There are many great composers, both well-known and obscure, living and deceased. I'm thinking now of one who wrote two of those snippets that kids who don't know how to play the piano teach each other - the first four notes of probably the most famous symphony ever written, and a piano piece best known by its opening nine notes. This seems appropriate, because he was also the hero of the musical Peanuts character Schroder.
The famous tune at the end of his greatest and last symphony influenced the main tune Brahms placed in the last movement of his own first symphony, and Brahms put off writing symphonies until he was in his forties because of the impact of this musical giant. When the similarity was pointed out to Brahms, he famously said, "Well, any ass can see that!" (To our moderator and offended readers: he intended the older meaning of the word.) Who prompted Brahm's defensive remark? I bet you've guessed long before now. As the man said of himself, "There is only one Beethoven!"
I'll never forget the first time a piano teacher assigned me a "real" piano sonata of his, a short early one in G minor which ended up being published later in his life. Just seeing his name in the upper right hand corner of the page made me feel like I was leaving kiddie pieces behind and entering the piano world of grown-ups. Of all the composers I had encountered to that point, his name filled me with the greatest reverence.
Beethoven has been a constant figure in my life, and unfortunately, I've sometimes taken him for granted. Since his music is much more familiar to me now, I've followed many interests, getting to know other musical masters, and becoming interested in the music of others who've been virtually forgotten. I can't stay away from Beethoven for too long, however.

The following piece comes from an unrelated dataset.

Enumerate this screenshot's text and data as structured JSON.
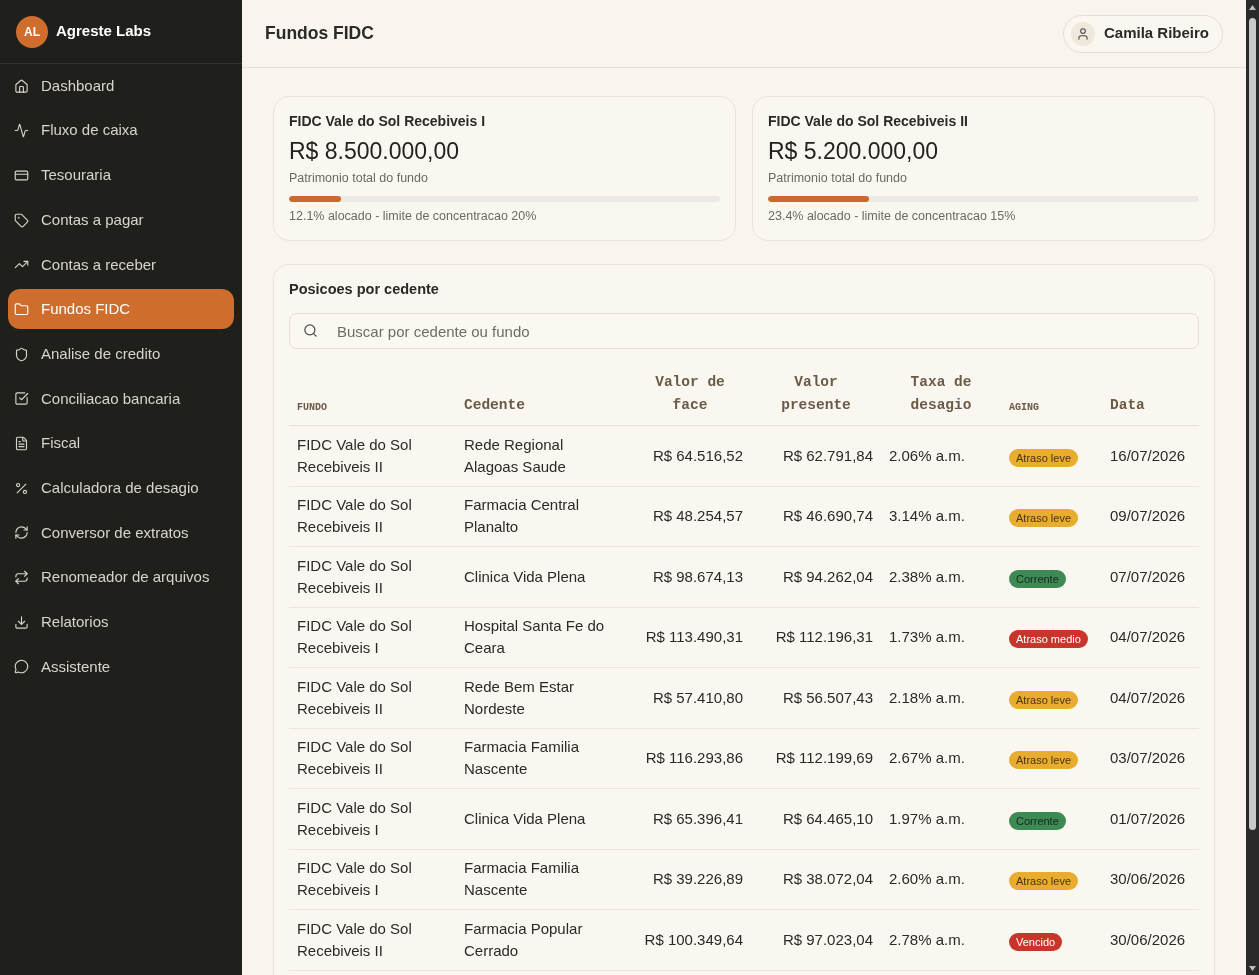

When I think about it, I still marvel at the sheer effort that writing music required of him, both physically and emotionally. He was famously temperamental, obsessed with music to the exclusion of other things and people in the world. He worked with sketchbooks, in which he re-wrote some themes over and over, hammering away at them 'till he got them right. Even his manuscripts are not always clean and pretty, like those of other famous composers; they contain sections which are crossed out and torn, and they can be very messy. Here's one example from his sixth symphony (http://www.bl.uk/onlinegallery/themes/music/beethoven.html). Here are parts of the 9th Symphony (http://beethoven.staatsbibliothek-berlin.de/de/sinfonien/9/1/1.html), in which some sections are messier than others.
It's also amazing to me that whole groups of pieces he composed in a particular genre, say piano sonatas or symphonies or string quartets, are not only strings of masterpieces - not a dud to be found anywhere among them - but they have had perhaps the greatest influence over those symphonies or sonatas or quartets which came after them. I think lots of musicians and music lovers would agree with that. Beethoven's influence is also tied to something else about him that really keeps us hooked: his personality itself seems to have survived more fully somehow, inside his notes and words, and it still compels us. When you get to know the drama of his life, it's easier to understand his tirades and have sympathy for his sufferings, both of which can also be heard in his music.
If you'd like to spend time with Beethoven, we've got some great books, recordings, and films to offer. I recently watched "Copying Beethoven" (whose release slipped by me in the theater). This film focuses on the last years of Beethoven's life, and while it fictionalizes many details, I enjoyed Ed Harris's rather vigorous portrayal of the composer and his struggle to complete and perform his 9th Symphony. (More than 20 years after I first encountered the whole piece, this remains my favorite symphony.) Compare this with Gary Oldman's portrayal in Immortal Beloved, which takes its title and plot focus from some of Beethoven's letters (http://www.usnews.com/usnews/doubleissue/mysteries/immortal.htm). Both films are more succesful as entertainment than as biography (as their creators intended, I think); if you want to get a sense of the "real" Beethoven, try one of the biographies by Lewis Lockwood or Maynard Solomon.
I'd like to close with these few words from the great man himself, "I wish you music to help with the burdens of life, and to help you release your happiness to others."